Tuesday 6 March 2018

Da Vinci Watercolours and a Sydney workshop.

The 12-colour Da Vinci full pan set.

Da Vinci watercolours are one of my three favourite brands. They come in a range of tubes sizes including (in the US) massive 37ml tubes, and some colours are available in pans. You can see the 12 colour set left - the full pans are larger than 'normal'.

It's a pretty good range, though I would make a few changes if I were to use just 12...

The empty Da Vinci palette.

They are incredibly consistent across the range. They are generally nice and thick from the tube, they don't separate, they dry nicely with minimal shrinkage and they rewet with ease.

They are largely single pigment colours, and are labelled clearly. They also include genuine cadmiums, so these are what I'd use then I want more opaque colours.

This is a palette I've put together of 20 of my favourites from the range. I alternate between the cool Hansa Yellow Light and my preferred mid yellow Arylide Yellow - one I use, the other I tend to teach with. Either work beautifully. (The Da Vinci Yellow in the set above is very similar to Arylide yellow and is another excellent primary yellow option.)

All but two in this palette are single pigment colours - the Sap green is a very nice convenience mix of phthalo green and yellow ochre and the Jane's Grey is my own convenience mix of PBr7 and PB29.

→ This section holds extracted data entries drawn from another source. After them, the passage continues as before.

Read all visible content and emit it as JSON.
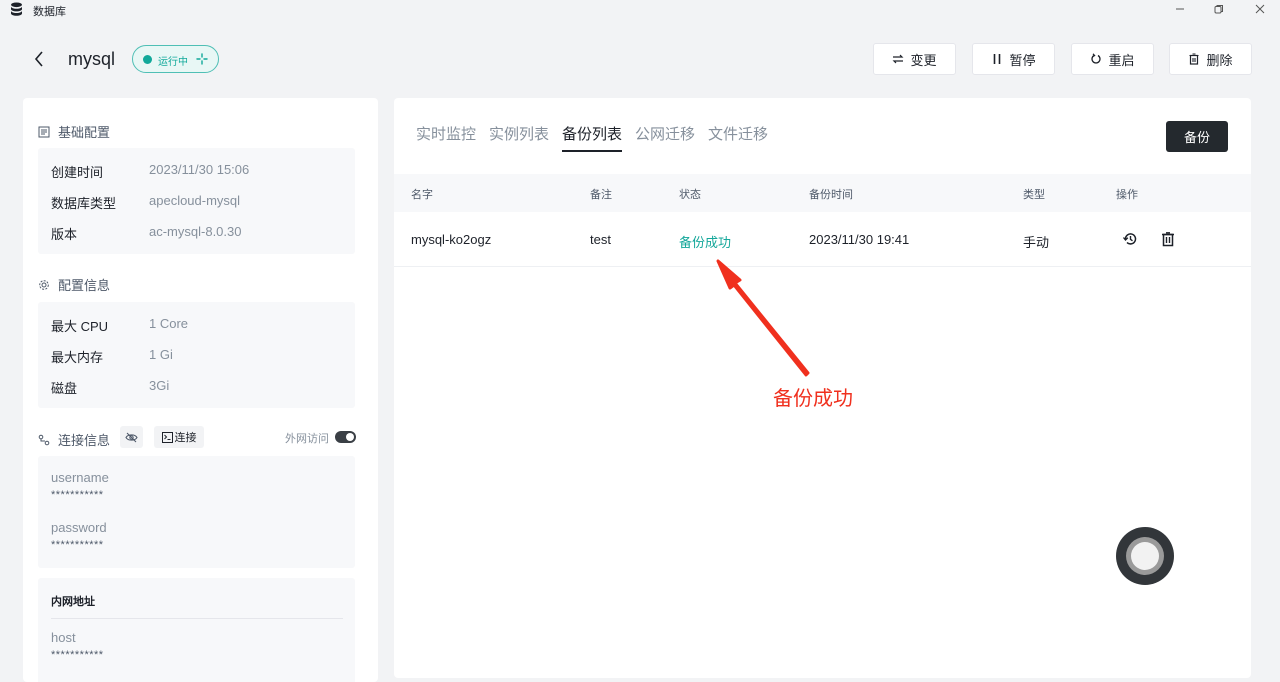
{
  "window": {
    "title": "数据库",
    "controls": [
      "minimize",
      "restore",
      "close"
    ]
  },
  "header": {
    "db_name": "mysql",
    "status": "运行中",
    "status_color": "#10a99a",
    "actions": [
      {
        "label": "变更",
        "icon": "swap-icon"
      },
      {
        "label": "暂停",
        "icon": "pause-icon"
      },
      {
        "label": "重启",
        "icon": "restart-icon"
      },
      {
        "label": "删除",
        "icon": "trash-icon"
      }
    ]
  },
  "basic_config": {
    "title": "基础配置",
    "rows": [
      {
        "key": "创建时间",
        "value": "2023/11/30 15:06"
      },
      {
        "key": "数据库类型",
        "value": "apecloud-mysql"
      },
      {
        "key": "版本",
        "value": "ac-mysql-8.0.30"
      }
    ]
  },
  "resource_config": {
    "title": "配置信息",
    "rows": [
      {
        "key": "最大 CPU",
        "value": "1 Core"
      },
      {
        "key": "最大内存",
        "value": "1 Gi"
      },
      {
        "key": "磁盘",
        "value": "3Gi"
      }
    ]
  },
  "connection": {
    "title": "连接信息",
    "connect_label": "连接",
    "external_access_label": "外网访问",
    "external_access_enabled": true,
    "credentials": [
      {
        "label": "username",
        "value": "***********"
      },
      {
        "label": "password",
        "value": "***********"
      }
    ],
    "internal": {
      "title": "内网地址",
      "host_label": "host",
      "host_value": "***********"
    }
  },
  "tabs": [
    {
      "label": "实时监控",
      "active": false
    },
    {
      "label": "实例列表",
      "active": false
    },
    {
      "label": "备份列表",
      "active": true
    },
    {
      "label": "公网迁移",
      "active": false
    },
    {
      "label": "文件迁移",
      "active": false
    }
  ],
  "backup_button": "备份",
  "table": {
    "columns": [
      "名字",
      "备注",
      "状态",
      "备份时间",
      "类型",
      "操作"
    ],
    "rows": [
      {
        "name": "mysql-ko2ogz",
        "remark": "test",
        "status": "备份成功",
        "time": "2023/11/30 19:41",
        "type": "手动",
        "actions": [
          "restore-icon",
          "delete-icon"
        ]
      }
    ]
  },
  "annotation": {
    "text": "备份成功",
    "color": "#f0301e"
  }
}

My 20-colour Da Vinci palette
I love the earth colours in this range - like Daniel Smith, they use the PBr7 for the burnt and raw siennas, the raw umber is deep and cool and the permanent alizarin crimson is a gorgeous PV19 version that is as close as I have found to the genuine, but fugitive, alizarin crimson pigment. I also love the Benzimida Orange Deep. It's a gorgeous rich mid orange. I normally mix oranges but this one is so lovely I'd include it, just as I'd include Schmincke's lovely Transparent Orange in a Schmincke palette. In my Daniel Smith palettes, I use Transparent Pyrrol Orange as my warm red, but it is far more red then this orange. As far as I've noticed, they are totally intermixable with Daniel Smith and Schmincke too.

The Da Vinci range includes gouache, acrylics and oils as well. They come from Southern California and are readily available in the US and Canada, but only at Pigment Lab in Sydney. You can see my post showing the (almost) full range here. I'll be doing some watercolour workshops using them and the Wallace Seymour watercolours through Pigment Lab this year, with the first coming up this month! You can see more detail and book a place here. (And of course you could use any brand of watercolour you wish!)

Happy painting!


  1. I have never tried the Da Vinci watercolors. Do they granulate?
    Thank you, Jane.

    1. You can see (almost) the whole range painted out here https://janeblundellart.blogspot.com.au/2017/04/da-vinci-watercolours-almost-complete.html and you'll see that the granulating pigments will granulate - the ultramarine colours, cerulean genuine, the cobalt colours, the cadmiums etc. In the earths Venetian red granulates beautifully as does Violet Iron oxide - have a look and you'll be able to see in the swatches.

  2. I've read wonderful reviews of the DaVinci series. I have been experimenting and pondering an Earth-colors dominated palette for once Spring 2018 painting season finally arrives. No cadmiums, no phthalos or ultramarines. Just medium-chromas RGYBs and the siennas, umbers and grays for the feel of 18th/19th English watercolors. This palette is very close to that with a few deletions.

    1. I love the earth pigments - it's why I am so drawn to Daniel Smith, da Vinci and others who make gorgeous earth colours.

  3. I have just ordered their brand new poured pan set and am very excited! I hope that they can be purchased in australia easier by the time I need some refill tubes as the postage is a bit high just for a few tubes here and there.